1. Since one of my issues is time, I want to maximize the small amount of time I can spend online. For me that’s meant keeping my friends list very small and not having every comm I join show up in my friends list, only the ones for which I read the majority of the posts. Fic comms are usually pretty post-heavy and scrolling through pages of fic posts just to get to your flist can be daunting. I don’t use reading filters, but I know a lot of people do, so that might also be an option for me in future. One of the things I still need to work on here is the duplication of journals I read on LJ and DW. Most of the content that shows up on my DW circle is duplicated on LJ, and that’s a time-waster to be scrolling through the same posts twice even if I’m not exactly reading them twice. I still haven’t quite figured out how to deal with that especially since sometimes people make LJ-only or DW-only posts.

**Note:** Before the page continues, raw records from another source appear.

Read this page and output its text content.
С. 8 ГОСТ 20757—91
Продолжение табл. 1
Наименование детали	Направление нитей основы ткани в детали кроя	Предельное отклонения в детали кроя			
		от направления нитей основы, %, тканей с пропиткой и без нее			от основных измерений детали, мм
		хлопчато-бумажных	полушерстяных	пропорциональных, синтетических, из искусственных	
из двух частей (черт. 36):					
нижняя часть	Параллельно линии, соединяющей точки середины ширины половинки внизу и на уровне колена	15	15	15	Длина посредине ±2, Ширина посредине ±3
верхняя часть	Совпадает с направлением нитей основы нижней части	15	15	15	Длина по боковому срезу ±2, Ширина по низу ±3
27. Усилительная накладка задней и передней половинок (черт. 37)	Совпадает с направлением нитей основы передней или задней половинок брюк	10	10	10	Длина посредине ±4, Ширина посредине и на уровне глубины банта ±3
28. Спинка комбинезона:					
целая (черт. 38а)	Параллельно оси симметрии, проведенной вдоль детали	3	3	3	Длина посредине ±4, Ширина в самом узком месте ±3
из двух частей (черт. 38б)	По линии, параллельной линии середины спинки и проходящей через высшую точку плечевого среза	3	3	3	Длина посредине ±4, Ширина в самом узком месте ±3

2. I’ve found a couple of ways to consistently participate in fandom that I enjoy. I always do Remix and Yuletide every year, and I keep my ears open for other activities I might be interested in participating in (like this [community profile] month_of_meta, for instance). Knowing that I’m going to have at least two moments in the year when I’m fully engaged with fandom is really meaningful to me.

3. I try to wish everybody on my flist a happy birthday when the time rolls around. I read all the posts to my flist even though I don’t comment on all of them. This is a way to let my flist know I’m still thinking about them.

Other than that, y’all, I got nothing. I would love to hear suggestions that have worked for you.